Those who read our post yesterday will be aware of the journey of a gentleman from Ohio called Zack Brown who is raising money through crowd funding to make a potato salad.
At the time of writing yesterday’s post, the total amount raised stood at $44,102. Overnight this amount has now jumped up to $46,053 and Mr. Brown’s potato salad is clearly causing a bit of a stir on the world wide web.
However entertaining this is though, for us it did raise the issue of how businesses raise funding for their ventures. Yesterday we looked at options such as bank funding, the Enterprise Finance Guarantee scheme, crowd funding and secondary tier lenders, and today we look at a few more…
Invoice discounting & factoring
A very common form of business finance is invoice discounting or factoring which are facilities linked to and secured upon the book debts of your company.
This is often an alternative to an overdraft facility and there is a wide selection of providers (including many of the high street banks) with whom we work.
The flexible nature of this funding allows a company to draw down the majority (up to 90%) of sales invoices on the day that they are issued.

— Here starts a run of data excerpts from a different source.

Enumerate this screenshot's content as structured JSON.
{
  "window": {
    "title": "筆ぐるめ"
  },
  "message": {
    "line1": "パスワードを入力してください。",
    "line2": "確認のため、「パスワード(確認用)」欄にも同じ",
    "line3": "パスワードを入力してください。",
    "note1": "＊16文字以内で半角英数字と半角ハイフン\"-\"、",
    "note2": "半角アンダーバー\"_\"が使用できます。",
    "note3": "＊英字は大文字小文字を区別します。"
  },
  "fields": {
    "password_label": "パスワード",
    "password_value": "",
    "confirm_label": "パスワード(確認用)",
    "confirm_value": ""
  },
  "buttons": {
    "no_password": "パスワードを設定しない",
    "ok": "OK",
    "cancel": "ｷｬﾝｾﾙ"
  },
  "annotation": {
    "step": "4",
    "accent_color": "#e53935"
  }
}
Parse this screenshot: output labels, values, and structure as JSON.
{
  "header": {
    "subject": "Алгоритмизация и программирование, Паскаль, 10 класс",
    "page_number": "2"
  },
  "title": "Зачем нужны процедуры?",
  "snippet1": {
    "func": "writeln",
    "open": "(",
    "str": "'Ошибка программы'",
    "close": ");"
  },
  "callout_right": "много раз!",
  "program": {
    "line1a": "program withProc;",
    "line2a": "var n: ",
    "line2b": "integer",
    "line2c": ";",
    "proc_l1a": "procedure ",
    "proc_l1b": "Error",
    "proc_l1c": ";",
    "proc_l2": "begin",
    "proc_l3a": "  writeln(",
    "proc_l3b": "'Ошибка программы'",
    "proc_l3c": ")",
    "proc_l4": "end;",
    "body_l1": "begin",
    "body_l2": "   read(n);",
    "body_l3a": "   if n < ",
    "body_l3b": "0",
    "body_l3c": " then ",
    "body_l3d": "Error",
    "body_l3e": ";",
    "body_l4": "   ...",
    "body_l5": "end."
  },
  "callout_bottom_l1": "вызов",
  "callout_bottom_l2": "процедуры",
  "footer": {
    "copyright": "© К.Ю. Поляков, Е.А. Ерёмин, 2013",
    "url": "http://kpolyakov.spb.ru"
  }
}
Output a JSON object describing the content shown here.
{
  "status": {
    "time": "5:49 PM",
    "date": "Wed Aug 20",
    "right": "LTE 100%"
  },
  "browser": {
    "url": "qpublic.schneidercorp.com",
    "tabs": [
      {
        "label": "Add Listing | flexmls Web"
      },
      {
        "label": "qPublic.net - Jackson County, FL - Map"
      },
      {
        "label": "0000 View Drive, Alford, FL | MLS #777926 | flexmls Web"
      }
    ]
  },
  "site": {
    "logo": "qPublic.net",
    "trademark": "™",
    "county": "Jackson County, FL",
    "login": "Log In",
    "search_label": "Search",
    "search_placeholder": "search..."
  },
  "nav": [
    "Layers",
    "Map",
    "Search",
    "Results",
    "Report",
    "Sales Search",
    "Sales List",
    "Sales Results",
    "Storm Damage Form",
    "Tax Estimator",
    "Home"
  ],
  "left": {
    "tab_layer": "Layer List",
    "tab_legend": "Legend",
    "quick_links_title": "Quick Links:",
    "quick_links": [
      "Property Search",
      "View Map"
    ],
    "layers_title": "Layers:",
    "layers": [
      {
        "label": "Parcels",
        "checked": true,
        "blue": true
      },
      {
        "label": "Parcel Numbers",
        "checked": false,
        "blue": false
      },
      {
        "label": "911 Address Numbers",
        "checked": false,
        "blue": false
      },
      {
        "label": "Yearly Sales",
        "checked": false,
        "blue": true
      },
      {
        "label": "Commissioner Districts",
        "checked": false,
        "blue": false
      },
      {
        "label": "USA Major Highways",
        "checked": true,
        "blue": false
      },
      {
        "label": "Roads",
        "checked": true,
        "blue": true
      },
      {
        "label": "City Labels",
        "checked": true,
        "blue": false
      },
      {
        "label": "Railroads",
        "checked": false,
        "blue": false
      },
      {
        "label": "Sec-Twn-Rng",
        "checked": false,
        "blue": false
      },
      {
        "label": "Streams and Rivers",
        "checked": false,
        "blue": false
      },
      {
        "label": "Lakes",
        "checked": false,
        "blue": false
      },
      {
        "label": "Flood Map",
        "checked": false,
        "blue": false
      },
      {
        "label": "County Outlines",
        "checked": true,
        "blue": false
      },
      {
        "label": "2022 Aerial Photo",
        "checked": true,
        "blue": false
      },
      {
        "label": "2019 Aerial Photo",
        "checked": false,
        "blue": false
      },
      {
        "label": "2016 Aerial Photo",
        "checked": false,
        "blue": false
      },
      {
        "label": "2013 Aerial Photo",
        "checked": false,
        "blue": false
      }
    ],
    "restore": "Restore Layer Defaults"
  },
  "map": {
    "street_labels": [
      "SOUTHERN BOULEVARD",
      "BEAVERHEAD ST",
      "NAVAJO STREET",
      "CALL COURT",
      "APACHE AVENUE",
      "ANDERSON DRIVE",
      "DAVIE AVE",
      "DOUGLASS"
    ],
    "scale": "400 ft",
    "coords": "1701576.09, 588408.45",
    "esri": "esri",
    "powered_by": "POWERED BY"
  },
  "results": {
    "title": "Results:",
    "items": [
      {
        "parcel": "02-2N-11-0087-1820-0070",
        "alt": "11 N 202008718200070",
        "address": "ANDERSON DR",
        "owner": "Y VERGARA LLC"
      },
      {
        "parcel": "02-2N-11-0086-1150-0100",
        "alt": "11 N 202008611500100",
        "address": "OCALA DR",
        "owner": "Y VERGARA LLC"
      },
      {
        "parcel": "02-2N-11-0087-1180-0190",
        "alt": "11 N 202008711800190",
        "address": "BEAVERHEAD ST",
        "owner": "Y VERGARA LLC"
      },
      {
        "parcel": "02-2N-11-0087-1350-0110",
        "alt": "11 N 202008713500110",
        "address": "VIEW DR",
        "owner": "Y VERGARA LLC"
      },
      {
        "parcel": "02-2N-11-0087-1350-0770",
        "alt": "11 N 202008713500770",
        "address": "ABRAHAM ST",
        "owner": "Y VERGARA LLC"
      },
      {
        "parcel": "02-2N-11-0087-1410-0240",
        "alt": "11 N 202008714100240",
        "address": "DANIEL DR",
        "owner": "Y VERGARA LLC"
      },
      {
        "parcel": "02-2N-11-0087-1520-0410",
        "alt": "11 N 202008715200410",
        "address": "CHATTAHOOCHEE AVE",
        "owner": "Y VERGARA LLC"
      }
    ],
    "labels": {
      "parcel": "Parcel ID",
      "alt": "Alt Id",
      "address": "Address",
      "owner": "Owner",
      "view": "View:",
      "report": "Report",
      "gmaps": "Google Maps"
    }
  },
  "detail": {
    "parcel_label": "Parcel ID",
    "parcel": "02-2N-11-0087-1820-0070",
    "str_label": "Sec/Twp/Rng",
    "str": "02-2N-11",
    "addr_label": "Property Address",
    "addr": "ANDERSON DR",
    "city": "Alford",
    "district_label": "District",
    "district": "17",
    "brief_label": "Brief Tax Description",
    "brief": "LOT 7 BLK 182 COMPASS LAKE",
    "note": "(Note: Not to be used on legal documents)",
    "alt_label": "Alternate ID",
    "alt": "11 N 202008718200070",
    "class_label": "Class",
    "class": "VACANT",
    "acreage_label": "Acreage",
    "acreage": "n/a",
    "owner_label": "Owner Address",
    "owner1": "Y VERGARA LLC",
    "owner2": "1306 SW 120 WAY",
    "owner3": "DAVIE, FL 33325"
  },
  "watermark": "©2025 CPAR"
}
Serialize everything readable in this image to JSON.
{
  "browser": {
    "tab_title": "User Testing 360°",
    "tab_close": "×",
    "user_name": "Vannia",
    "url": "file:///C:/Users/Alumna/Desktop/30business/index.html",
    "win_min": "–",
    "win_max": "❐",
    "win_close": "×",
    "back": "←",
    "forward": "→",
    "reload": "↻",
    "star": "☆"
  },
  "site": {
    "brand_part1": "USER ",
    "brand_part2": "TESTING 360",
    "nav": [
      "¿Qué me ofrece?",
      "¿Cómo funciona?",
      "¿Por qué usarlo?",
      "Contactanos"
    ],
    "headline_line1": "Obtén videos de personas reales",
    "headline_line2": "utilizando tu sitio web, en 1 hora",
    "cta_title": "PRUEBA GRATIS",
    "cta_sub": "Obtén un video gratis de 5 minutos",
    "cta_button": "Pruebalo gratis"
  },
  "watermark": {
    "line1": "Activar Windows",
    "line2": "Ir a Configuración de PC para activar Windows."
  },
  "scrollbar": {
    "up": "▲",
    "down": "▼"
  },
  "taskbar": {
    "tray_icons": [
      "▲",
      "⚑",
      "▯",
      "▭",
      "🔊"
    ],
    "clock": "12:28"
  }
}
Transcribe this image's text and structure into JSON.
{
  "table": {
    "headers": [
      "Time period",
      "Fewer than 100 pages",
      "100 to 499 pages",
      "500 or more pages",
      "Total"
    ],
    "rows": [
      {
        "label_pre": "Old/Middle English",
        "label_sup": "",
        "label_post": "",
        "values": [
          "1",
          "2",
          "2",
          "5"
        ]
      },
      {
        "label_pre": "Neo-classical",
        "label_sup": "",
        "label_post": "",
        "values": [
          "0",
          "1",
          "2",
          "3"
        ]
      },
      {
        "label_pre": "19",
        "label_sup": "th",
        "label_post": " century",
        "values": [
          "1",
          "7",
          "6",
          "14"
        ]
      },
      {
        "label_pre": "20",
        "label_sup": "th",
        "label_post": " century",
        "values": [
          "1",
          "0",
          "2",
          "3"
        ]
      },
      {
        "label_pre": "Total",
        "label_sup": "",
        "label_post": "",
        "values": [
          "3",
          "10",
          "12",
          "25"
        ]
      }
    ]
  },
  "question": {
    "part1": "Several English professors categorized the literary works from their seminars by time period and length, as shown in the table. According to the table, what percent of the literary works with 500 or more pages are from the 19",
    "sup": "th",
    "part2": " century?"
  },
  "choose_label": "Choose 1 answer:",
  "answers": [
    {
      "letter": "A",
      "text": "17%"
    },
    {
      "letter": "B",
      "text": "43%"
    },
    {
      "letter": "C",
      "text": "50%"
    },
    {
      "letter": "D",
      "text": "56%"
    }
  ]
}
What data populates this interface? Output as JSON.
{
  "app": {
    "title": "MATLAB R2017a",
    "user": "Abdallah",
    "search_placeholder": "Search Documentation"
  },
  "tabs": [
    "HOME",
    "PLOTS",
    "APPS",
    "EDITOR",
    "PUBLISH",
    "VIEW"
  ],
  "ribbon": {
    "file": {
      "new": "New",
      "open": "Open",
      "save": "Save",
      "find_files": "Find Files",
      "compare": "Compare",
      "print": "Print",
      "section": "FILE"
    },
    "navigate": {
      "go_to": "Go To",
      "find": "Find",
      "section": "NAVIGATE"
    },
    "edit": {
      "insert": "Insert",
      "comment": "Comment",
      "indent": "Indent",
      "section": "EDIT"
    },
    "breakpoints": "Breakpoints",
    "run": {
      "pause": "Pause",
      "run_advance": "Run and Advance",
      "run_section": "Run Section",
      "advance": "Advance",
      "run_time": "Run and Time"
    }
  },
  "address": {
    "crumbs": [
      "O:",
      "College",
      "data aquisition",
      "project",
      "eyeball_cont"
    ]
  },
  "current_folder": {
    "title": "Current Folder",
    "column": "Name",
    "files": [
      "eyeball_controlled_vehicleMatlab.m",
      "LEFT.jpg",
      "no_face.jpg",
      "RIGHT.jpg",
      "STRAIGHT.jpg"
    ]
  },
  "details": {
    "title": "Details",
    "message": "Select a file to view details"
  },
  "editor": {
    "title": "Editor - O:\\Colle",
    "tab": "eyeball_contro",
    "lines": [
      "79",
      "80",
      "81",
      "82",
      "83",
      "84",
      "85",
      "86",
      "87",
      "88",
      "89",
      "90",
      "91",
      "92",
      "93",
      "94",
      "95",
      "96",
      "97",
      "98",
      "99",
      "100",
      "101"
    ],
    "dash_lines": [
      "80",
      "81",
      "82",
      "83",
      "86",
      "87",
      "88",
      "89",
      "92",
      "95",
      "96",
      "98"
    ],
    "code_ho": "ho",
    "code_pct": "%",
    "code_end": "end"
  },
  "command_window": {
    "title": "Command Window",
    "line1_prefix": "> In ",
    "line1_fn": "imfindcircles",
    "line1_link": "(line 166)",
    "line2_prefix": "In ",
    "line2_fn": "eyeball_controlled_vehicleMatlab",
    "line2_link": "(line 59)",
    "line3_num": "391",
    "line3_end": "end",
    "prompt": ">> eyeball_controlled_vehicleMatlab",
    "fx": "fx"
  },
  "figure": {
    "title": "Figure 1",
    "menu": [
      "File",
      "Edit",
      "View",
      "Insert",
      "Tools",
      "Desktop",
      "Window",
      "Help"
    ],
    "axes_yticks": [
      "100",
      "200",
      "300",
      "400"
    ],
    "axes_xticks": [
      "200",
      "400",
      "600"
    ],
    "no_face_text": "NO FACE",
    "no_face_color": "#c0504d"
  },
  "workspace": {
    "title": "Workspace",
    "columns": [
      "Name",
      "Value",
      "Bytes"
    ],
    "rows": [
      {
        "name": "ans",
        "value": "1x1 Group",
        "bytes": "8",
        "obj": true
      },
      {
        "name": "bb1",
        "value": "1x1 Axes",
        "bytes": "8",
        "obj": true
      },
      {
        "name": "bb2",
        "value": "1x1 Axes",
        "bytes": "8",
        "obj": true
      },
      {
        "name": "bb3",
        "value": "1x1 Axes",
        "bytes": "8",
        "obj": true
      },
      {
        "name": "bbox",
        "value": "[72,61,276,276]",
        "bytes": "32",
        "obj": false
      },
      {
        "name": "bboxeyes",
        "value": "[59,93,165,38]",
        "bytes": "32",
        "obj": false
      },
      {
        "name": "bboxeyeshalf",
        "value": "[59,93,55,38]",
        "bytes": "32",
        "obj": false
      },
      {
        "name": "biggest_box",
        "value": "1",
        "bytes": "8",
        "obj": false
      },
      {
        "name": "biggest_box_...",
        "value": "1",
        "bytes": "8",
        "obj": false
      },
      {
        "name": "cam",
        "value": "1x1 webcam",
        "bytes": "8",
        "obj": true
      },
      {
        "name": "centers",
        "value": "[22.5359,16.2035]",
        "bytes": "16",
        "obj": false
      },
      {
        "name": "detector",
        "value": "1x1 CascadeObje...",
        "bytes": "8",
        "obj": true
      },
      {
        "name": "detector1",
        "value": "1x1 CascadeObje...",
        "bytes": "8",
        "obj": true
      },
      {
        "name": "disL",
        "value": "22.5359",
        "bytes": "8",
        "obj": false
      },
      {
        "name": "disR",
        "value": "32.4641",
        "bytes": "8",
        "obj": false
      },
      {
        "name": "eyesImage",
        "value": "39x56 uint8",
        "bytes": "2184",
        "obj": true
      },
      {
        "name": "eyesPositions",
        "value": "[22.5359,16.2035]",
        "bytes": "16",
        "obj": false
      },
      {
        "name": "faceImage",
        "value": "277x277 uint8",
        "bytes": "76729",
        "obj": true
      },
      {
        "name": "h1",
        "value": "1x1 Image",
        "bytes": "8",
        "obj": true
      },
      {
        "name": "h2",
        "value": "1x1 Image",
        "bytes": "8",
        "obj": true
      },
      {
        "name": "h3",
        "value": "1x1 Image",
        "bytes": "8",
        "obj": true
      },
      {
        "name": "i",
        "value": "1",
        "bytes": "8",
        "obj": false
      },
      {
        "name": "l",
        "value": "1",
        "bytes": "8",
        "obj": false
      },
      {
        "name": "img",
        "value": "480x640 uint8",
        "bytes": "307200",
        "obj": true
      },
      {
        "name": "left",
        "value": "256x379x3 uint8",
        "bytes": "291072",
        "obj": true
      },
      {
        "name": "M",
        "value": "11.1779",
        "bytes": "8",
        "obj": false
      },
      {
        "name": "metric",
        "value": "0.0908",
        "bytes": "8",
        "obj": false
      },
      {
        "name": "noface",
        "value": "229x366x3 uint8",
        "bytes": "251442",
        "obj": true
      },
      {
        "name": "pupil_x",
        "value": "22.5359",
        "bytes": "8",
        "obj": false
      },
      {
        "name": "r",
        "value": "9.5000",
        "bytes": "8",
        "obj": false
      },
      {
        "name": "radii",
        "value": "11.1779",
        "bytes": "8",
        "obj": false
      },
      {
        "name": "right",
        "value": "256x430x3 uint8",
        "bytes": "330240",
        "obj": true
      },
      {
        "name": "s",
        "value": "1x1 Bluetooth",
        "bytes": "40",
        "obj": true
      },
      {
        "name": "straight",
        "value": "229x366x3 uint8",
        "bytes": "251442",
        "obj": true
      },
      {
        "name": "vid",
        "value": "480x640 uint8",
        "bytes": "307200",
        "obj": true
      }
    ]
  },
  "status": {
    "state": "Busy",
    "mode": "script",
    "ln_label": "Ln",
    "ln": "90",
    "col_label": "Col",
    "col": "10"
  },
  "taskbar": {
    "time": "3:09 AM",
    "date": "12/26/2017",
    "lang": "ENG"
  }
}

This allows the facility to ebb and flow with your business cycles allowing for maximum funding during in your busiest periods.
Asset finance is really just an extension of invoice discounting widened to include funding for assets other than a company’s debtor book.
Typical areas which may be funded via this means include plant and machinery and even stock.
This type of funding is not just restricted to new purchases as security may be taken on a company’s existing plant to release much needed cash.
Where bank or other funding is proving difficult to obtain, selling equity in the company to an individual (Angel investor or Venture Capitalist) or to an investment fund can be a viable alternative.
Whilst the obvious downside here is a dilution in ownership and control, a huge upside can be the knowledge and experience brought to the party by an investor.
This type of investor will often look to exit within a period of 3 to 5 years typically which will give the business owner the chance of selling their stake too or re-purchasing the investor’s stake using the cash flows and balance sheet of the company to fund a deal.
Whilst not as prevalent as in the past, there is still some grant funding available to companies fitting the relevant criteria.
Conditions of grant funding often fall around the requirement to create or preserve jobs in the area and your accountant should be able to advise if any qualifying funding exists in this area for your business.
Certain funds are available that will offer an interest free loan to companies to the value of other external investment or finance raised.
This can prove hugely beneficial when used in conjunction with the other routes to finance mentioned throughout this publication.